Ten Years in Berlin
I came in Berlin at the end of May 2015, with a job set to start on June 1st. I came here officially for “at least 6 months” and somehow it has been 10 years. I was burned out when I moved to Berlin, after having voluntarily quit a job that was killing me.
It was a hard decision to leave my home country, but I had to do it to save myself and the relationship I was in and I can say that it worked. I remember telling my dad “in the worst case I will come back and I would have learned German”. Here I am still here and my German kinda sucks.
Moving here was one of the best decisions I’ve ever taken. Do I love it now? Nope. Do I know if I want to stay for another ten years? No idea. But I have to be infinitely grateful to all the people I’ve met and have made me grow.
Work wise, the first team I worked with is a special memory that I will always bring with me.

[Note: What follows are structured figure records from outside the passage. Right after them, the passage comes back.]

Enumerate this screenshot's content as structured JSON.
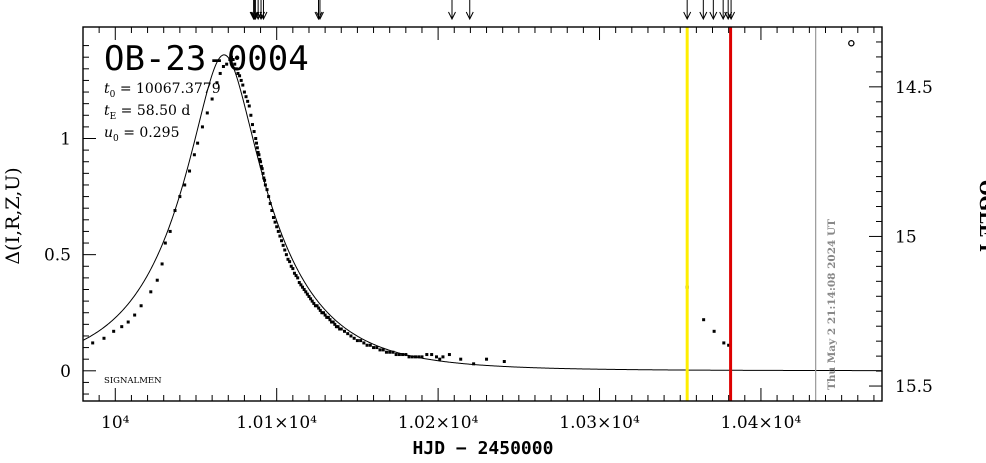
{
  "chart_data": {
    "type": "scatter",
    "title": "OB-23-0004",
    "params": [
      {
        "sym": "t",
        "sub": "0",
        "text": " = 10067.3779"
      },
      {
        "sym": "t",
        "sub": "E",
        "text": " = 58.50  d"
      },
      {
        "sym": "u",
        "sub": "0",
        "text": " = 0.295"
      }
    ],
    "xlabel": "HJD − 2450000",
    "ylabel_left": "Δ(I,R,Z,U)",
    "ylabel_right": "OGLE I",
    "footer_label": "SIGNALMEN",
    "timestamp": "Thu May  2 21:14:08 2024 UT",
    "xlim": [
      9980,
      10475
    ],
    "ylim_left": [
      -0.13,
      1.48
    ],
    "ylim_right": [
      15.55,
      14.3
    ],
    "x_ticks": [
      {
        "value": 10000,
        "label": "10⁴"
      },
      {
        "value": 10100,
        "label": "1.01×10⁴"
      },
      {
        "value": 10200,
        "label": "1.02×10⁴"
      },
      {
        "value": 10300,
        "label": "1.03×10⁴"
      },
      {
        "value": 10400,
        "label": "1.04×10⁴"
      }
    ],
    "y_ticks_left": [
      {
        "value": 0,
        "label": "0"
      },
      {
        "value": 0.5,
        "label": "0.5"
      },
      {
        "value": 1,
        "label": "1"
      }
    ],
    "y_ticks_right": [
      {
        "value": 14.5,
        "label": "14.5"
      },
      {
        "value": 15,
        "label": "15"
      },
      {
        "value": 15.5,
        "label": "15.5"
      }
    ],
    "model": {
      "t0": 10067.3779,
      "tE": 58.5,
      "u0": 0.295
    },
    "vlines": [
      {
        "x": 10354.3,
        "color": "#ffee00"
      },
      {
        "x": 10381.2,
        "color": "#dd0000"
      },
      {
        "x": 10433.9,
        "color": "#999999"
      }
    ],
    "arrows_x": [
      10085.7,
      10086.2,
      10086.8,
      10088.5,
      10090.3,
      10091.8,
      10125.9,
      10126.8,
      10208.6,
      10219.6,
      10354.3,
      10364.3,
      10370.5,
      10376.6,
      10379.7,
      10381.5
    ],
    "points": [
      [
        9986,
        0.12
      ],
      [
        9993,
        0.14
      ],
      [
        9999,
        0.17
      ],
      [
        10004,
        0.19
      ],
      [
        10008,
        0.21
      ],
      [
        10012,
        0.24
      ],
      [
        10016,
        0.28
      ],
      [
        10022,
        0.34
      ],
      [
        10026,
        0.39
      ],
      [
        10029,
        0.46
      ],
      [
        10031,
        0.55
      ],
      [
        10034,
        0.6
      ],
      [
        10037,
        0.69
      ],
      [
        10040,
        0.75
      ],
      [
        10043,
        0.8
      ],
      [
        10046,
        0.86
      ],
      [
        10049,
        0.93
      ],
      [
        10051,
        0.98
      ],
      [
        10054,
        1.05
      ],
      [
        10057,
        1.11
      ],
      [
        10060,
        1.17
      ],
      [
        10063,
        1.24
      ],
      [
        10065,
        1.28
      ],
      [
        10067,
        1.31
      ],
      [
        10069,
        1.32
      ],
      [
        10071,
        1.34
      ],
      [
        10072,
        1.35
      ],
      [
        10073,
        1.34
      ],
      [
        10074,
        1.32
      ],
      [
        10075,
        1.3
      ],
      [
        10076,
        1.28
      ],
      [
        10077,
        1.27
      ],
      [
        10078,
        1.25
      ],
      [
        10079,
        1.23
      ],
      [
        10080,
        1.2
      ],
      [
        10081,
        1.18
      ],
      [
        10082,
        1.16
      ],
      [
        10083,
        1.14
      ],
      [
        10084,
        1.1
      ],
      [
        10085,
        1.06
      ],
      [
        10086,
        1.03
      ],
      [
        10087,
        1.0
      ],
      [
        10087.5,
        0.98
      ],
      [
        10088,
        0.96
      ],
      [
        10088.5,
        0.94
      ],
      [
        10089,
        0.93
      ],
      [
        10089.5,
        0.91
      ],
      [
        10090,
        0.9
      ],
      [
        10090.5,
        0.88
      ],
      [
        10091,
        0.87
      ],
      [
        10091.5,
        0.85
      ],
      [
        10092,
        0.83
      ],
      [
        10092.5,
        0.82
      ],
      [
        10093,
        0.8
      ],
      [
        10094,
        0.78
      ],
      [
        10095,
        0.75
      ],
      [
        10096,
        0.72
      ],
      [
        10097,
        0.69
      ],
      [
        10098,
        0.66
      ],
      [
        10099,
        0.64
      ],
      [
        10100,
        0.62
      ],
      [
        10101,
        0.6
      ],
      [
        10102,
        0.58
      ],
      [
        10103,
        0.56
      ],
      [
        10104,
        0.54
      ],
      [
        10105,
        0.52
      ],
      [
        10106,
        0.5
      ],
      [
        10107,
        0.48
      ],
      [
        10108,
        0.47
      ],
      [
        10109,
        0.45
      ],
      [
        10110,
        0.44
      ],
      [
        10111,
        0.42
      ],
      [
        10112,
        0.41
      ],
      [
        10113,
        0.4
      ],
      [
        10114,
        0.38
      ],
      [
        10115,
        0.37
      ],
      [
        10116,
        0.36
      ],
      [
        10117,
        0.35
      ],
      [
        10118,
        0.34
      ],
      [
        10119,
        0.33
      ],
      [
        10120,
        0.32
      ],
      [
        10121,
        0.31
      ],
      [
        10122,
        0.3
      ],
      [
        10123,
        0.29
      ],
      [
        10124,
        0.28
      ],
      [
        10125,
        0.28
      ],
      [
        10126,
        0.27
      ],
      [
        10127,
        0.26
      ],
      [
        10128,
        0.25
      ],
      [
        10129,
        0.25
      ],
      [
        10130,
        0.24
      ],
      [
        10131,
        0.23
      ],
      [
        10132,
        0.23
      ],
      [
        10133,
        0.22
      ],
      [
        10134,
        0.21
      ],
      [
        10135,
        0.21
      ],
      [
        10136,
        0.2
      ],
      [
        10137,
        0.19
      ],
      [
        10138,
        0.19
      ],
      [
        10139,
        0.18
      ],
      [
        10140,
        0.18
      ],
      [
        10142,
        0.17
      ],
      [
        10144,
        0.16
      ],
      [
        10146,
        0.15
      ],
      [
        10148,
        0.14
      ],
      [
        10150,
        0.13
      ],
      [
        10152,
        0.13
      ],
      [
        10154,
        0.12
      ],
      [
        10156,
        0.11
      ],
      [
        10158,
        0.11
      ],
      [
        10160,
        0.1
      ],
      [
        10162,
        0.1
      ],
      [
        10164,
        0.09
      ],
      [
        10166,
        0.09
      ],
      [
        10168,
        0.08
      ],
      [
        10170,
        0.08
      ],
      [
        10172,
        0.08
      ],
      [
        10174,
        0.07
      ],
      [
        10176,
        0.07
      ],
      [
        10178,
        0.07
      ],
      [
        10180,
        0.07
      ],
      [
        10182,
        0.06
      ],
      [
        10184,
        0.06
      ],
      [
        10186,
        0.06
      ],
      [
        10188,
        0.06
      ],
      [
        10190,
        0.06
      ],
      [
        10193,
        0.07
      ],
      [
        10196,
        0.07
      ],
      [
        10199,
        0.06
      ],
      [
        10201,
        0.05
      ],
      [
        10203,
        0.06
      ],
      [
        10207,
        0.07
      ],
      [
        10214,
        0.05
      ],
      [
        10222,
        0.03
      ],
      [
        10230,
        0.05
      ],
      [
        10241,
        0.04
      ],
      [
        10354.3,
        0.36
      ],
      [
        10364.5,
        0.22
      ],
      [
        10371,
        0.17
      ],
      [
        10377,
        0.12
      ],
      [
        10380,
        0.11
      ],
      [
        10456,
        1.41
      ]
    ]
  }
}
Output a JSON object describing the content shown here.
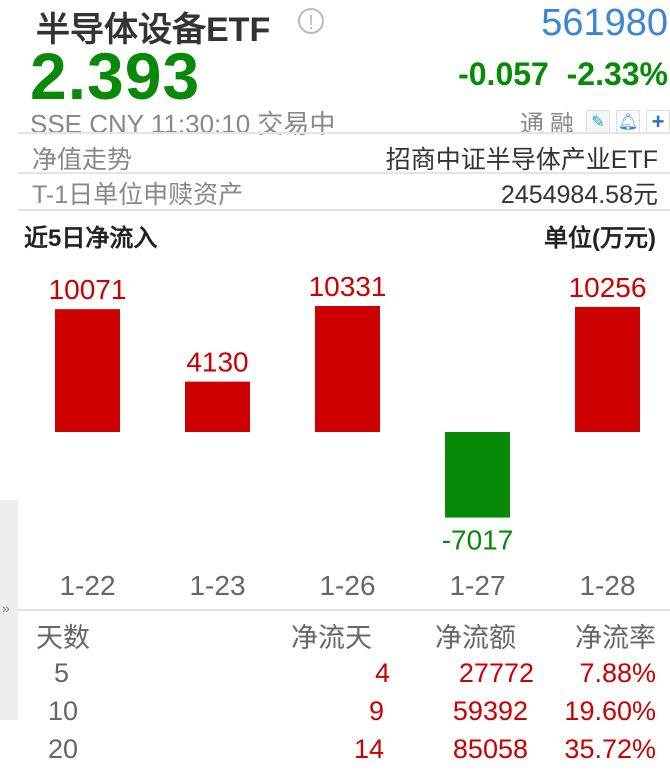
{
  "header": {
    "name": "半导体设备ETF",
    "info_icon": "info-circle-icon",
    "code": "561980",
    "price": "2.393",
    "change": "-0.057",
    "change_pct": "-2.33%",
    "meta": "SSE  CNY  11:30:10  交易中",
    "tags": [
      "通",
      "融"
    ],
    "tool_icons": [
      "pencil-icon",
      "bell-icon",
      "plus-icon"
    ]
  },
  "info_rows": [
    {
      "label": "净值走势",
      "value": "招商中证半导体产业ETF"
    },
    {
      "label": "T-1日单位申赎资产",
      "value": "2454984.58元"
    }
  ],
  "section": {
    "title": "近5日净流入",
    "unit": "单位(万元)"
  },
  "colors": {
    "up": "#cc0000",
    "down": "#078a07",
    "code": "#3a86d6"
  },
  "chart_data": {
    "type": "bar",
    "categories": [
      "1-22",
      "1-23",
      "1-26",
      "1-27",
      "1-28"
    ],
    "values": [
      10071,
      4130,
      10331,
      -7017,
      10256
    ],
    "ylabel": "单位(万元)"
  },
  "table": {
    "headers": [
      "天数",
      "净流天",
      "净流额",
      "净流率"
    ],
    "rows": [
      [
        "5",
        "4",
        "27772",
        "7.88%"
      ],
      [
        "10",
        "9",
        "59392",
        "19.60%"
      ],
      [
        "20",
        "14",
        "85058",
        "35.72%"
      ]
    ]
  }
}
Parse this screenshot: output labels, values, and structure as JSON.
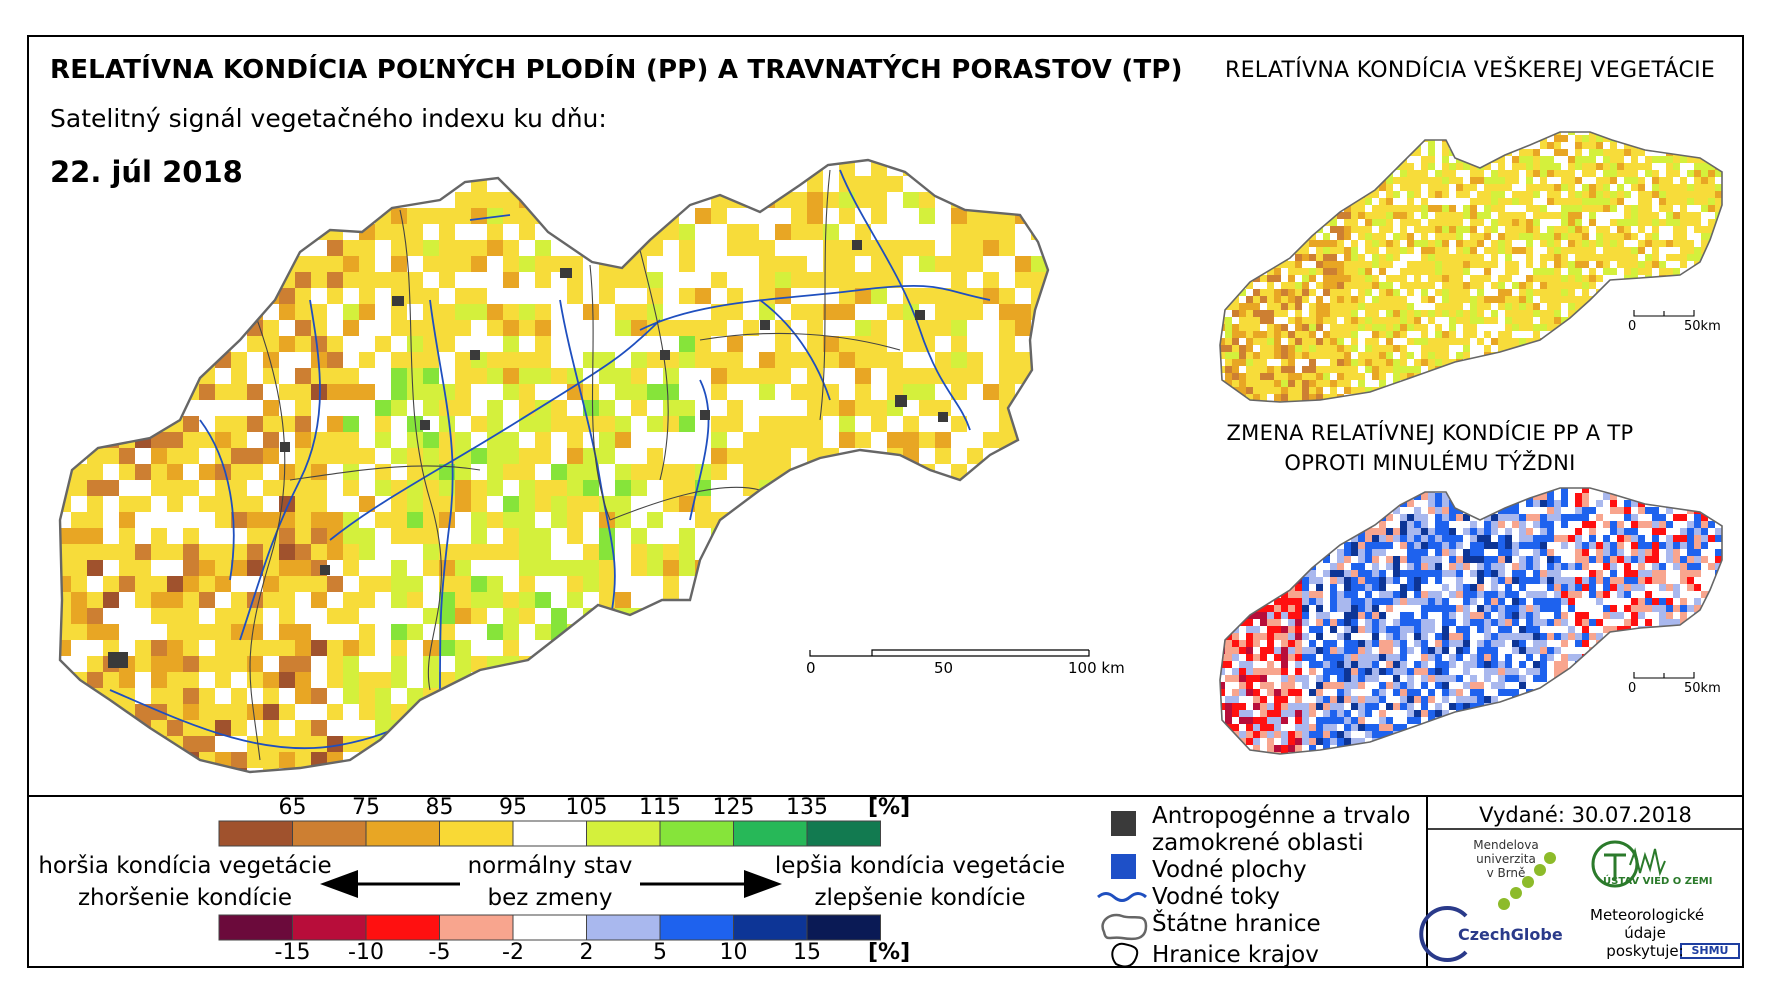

A grumpy team of sysops, all Germans. I knew nothing about what they were doing, but they accepted me like one of them. It is so important to feel accepted and welcome when you start something new and I always try to keep it in mind in any situation I am in. Can’t say this is how I feel all the time, especially in Berlin. Anyways, the first twelve months with them truly shaped my learning for the next years to come, at least from the technical point of view. It’s what I wanted to do and what I needed and it happened at the right time. After roughly 3 years I changed jobs, changed other things, learned different things. It’s harder now for me to say what I will learn or what I will focus on in the next ten. It’s hard to learn at this stage of my career and it’s harder to be supported from companies. But I’m exploring things with awereness and trying to be a better person at work every day.
The same happens in my private life. I’m married now, I’m (somehow) a father and have to think about the future of my family. If you met me ten years ago and you meet me now, one thing that you will notice is that.. I’m quite a different person. Life changed me, both in good ways and bad ways. I’m aware of this.
I changed a lot. But what I have in common with myself ten years ago is that from the 1st of June I will be working in Berlin. Surely for a few months, then I’ll see. Maybe I get actually good at German or I stay another 10 years or I settle for good. But today I don’t think about the future, today I just celebrate this milestone.